The coming into force of mandatory privacy breach notification, reporting and record-keeping in PIPEDA represents a sweeping change to the conduct of commercial activities in Canada. The rules will present new costs, risks and challenges for organizations, large and small, including in respect of legal risk management, compliance, incident response planning and response, and additional liability and regulatory exposures. For example, based on the breach notification experience in the United States and Canada, the risk of litigation and class actions in the wake of a data breach may be increased following a notification.
The new rules will also increase the already strong and ever-growing interest in cyber liability insurance in Canada, which often covers investigation, notification, liability, defence and other costs associated with responding to data breaches. The introduction of mandatory breach notification rules in other jurisdictions has been seen as a crucial tipping point to strong growth in cyber insurance markets.
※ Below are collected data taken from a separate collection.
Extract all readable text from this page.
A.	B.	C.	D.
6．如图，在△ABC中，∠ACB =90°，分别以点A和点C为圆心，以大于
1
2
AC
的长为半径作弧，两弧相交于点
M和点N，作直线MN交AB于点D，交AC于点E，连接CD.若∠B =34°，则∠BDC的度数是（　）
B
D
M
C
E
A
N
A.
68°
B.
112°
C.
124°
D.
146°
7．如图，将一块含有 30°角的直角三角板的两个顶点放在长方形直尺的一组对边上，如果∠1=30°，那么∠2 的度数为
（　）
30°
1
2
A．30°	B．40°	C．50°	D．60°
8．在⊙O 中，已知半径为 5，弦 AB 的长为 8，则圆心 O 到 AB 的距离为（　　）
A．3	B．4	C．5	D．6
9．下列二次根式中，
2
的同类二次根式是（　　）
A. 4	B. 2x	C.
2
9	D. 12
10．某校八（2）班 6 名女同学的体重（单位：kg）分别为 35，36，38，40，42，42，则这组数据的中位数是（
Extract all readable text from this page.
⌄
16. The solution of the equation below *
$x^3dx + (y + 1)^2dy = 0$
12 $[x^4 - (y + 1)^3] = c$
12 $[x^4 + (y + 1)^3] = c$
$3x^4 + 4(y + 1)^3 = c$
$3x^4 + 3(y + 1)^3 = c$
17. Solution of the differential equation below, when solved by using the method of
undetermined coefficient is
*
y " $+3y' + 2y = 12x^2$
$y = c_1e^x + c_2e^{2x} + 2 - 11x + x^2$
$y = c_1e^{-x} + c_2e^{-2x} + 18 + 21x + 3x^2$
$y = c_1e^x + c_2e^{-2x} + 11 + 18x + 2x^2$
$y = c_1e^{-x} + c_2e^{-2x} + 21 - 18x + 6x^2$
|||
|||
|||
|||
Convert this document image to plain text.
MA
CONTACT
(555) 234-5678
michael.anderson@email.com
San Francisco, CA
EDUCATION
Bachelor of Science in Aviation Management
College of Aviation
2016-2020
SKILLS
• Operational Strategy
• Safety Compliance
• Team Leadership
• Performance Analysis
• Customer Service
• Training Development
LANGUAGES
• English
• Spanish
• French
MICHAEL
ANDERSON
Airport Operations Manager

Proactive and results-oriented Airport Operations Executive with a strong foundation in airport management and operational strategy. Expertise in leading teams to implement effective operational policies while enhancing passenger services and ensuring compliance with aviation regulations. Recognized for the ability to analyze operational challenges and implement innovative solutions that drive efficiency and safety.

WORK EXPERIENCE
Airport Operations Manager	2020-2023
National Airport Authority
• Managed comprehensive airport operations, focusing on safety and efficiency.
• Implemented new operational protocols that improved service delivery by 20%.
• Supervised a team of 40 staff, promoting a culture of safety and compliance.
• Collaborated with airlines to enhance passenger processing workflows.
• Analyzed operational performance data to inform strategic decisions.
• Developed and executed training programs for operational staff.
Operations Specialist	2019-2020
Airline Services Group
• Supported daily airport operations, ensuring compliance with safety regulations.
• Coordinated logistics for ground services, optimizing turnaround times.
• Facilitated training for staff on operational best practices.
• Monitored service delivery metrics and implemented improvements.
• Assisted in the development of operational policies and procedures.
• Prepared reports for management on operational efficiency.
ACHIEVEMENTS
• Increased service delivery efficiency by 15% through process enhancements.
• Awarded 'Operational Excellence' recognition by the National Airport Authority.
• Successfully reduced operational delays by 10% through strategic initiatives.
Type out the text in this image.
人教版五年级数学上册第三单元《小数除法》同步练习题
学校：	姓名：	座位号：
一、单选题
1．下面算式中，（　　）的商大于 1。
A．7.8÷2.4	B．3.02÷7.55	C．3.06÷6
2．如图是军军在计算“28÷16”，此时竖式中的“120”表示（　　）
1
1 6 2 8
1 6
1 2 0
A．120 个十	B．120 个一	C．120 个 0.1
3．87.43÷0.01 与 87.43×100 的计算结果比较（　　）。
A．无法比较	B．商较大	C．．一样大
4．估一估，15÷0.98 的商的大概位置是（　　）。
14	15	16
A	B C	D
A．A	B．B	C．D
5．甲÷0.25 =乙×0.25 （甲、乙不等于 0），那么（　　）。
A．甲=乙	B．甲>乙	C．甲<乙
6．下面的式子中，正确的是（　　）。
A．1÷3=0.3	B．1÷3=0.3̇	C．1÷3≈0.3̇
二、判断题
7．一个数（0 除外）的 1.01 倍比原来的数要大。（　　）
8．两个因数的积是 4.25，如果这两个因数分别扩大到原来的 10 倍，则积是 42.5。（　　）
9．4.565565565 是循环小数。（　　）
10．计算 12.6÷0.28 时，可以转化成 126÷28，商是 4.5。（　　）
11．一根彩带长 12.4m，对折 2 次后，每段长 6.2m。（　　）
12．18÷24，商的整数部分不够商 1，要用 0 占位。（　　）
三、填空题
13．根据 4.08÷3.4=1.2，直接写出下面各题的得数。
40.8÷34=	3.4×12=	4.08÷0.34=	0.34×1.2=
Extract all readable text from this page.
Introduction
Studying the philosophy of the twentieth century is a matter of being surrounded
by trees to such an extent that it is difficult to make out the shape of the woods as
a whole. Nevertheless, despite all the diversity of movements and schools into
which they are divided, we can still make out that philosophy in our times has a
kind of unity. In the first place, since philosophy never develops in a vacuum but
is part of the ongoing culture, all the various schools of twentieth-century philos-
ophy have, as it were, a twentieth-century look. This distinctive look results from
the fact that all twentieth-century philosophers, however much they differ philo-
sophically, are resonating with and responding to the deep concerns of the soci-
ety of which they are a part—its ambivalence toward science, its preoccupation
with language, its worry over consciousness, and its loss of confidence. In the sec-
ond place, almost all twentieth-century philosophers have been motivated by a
In light of the new rules in PIPEDA, organizations must now, more than ever, ensure that they have in place internal safeguards, policies and procedures to adequately detect, escalate and respond to privacy incidents. For example, it is crucial that organizations implement an incident response plan and training for employees regarding the need to escalate and report all suspected breaches, in ways that meet the new requirements in PIPEDA. Violations of the breach notification provisions may lead to offences and fines and potentially factor in to civil litigation.
Organizations subject to PIPEDA must take steps now to ensure that they will meet their obligations under the new rules by the time they come into force on November 1, 2018.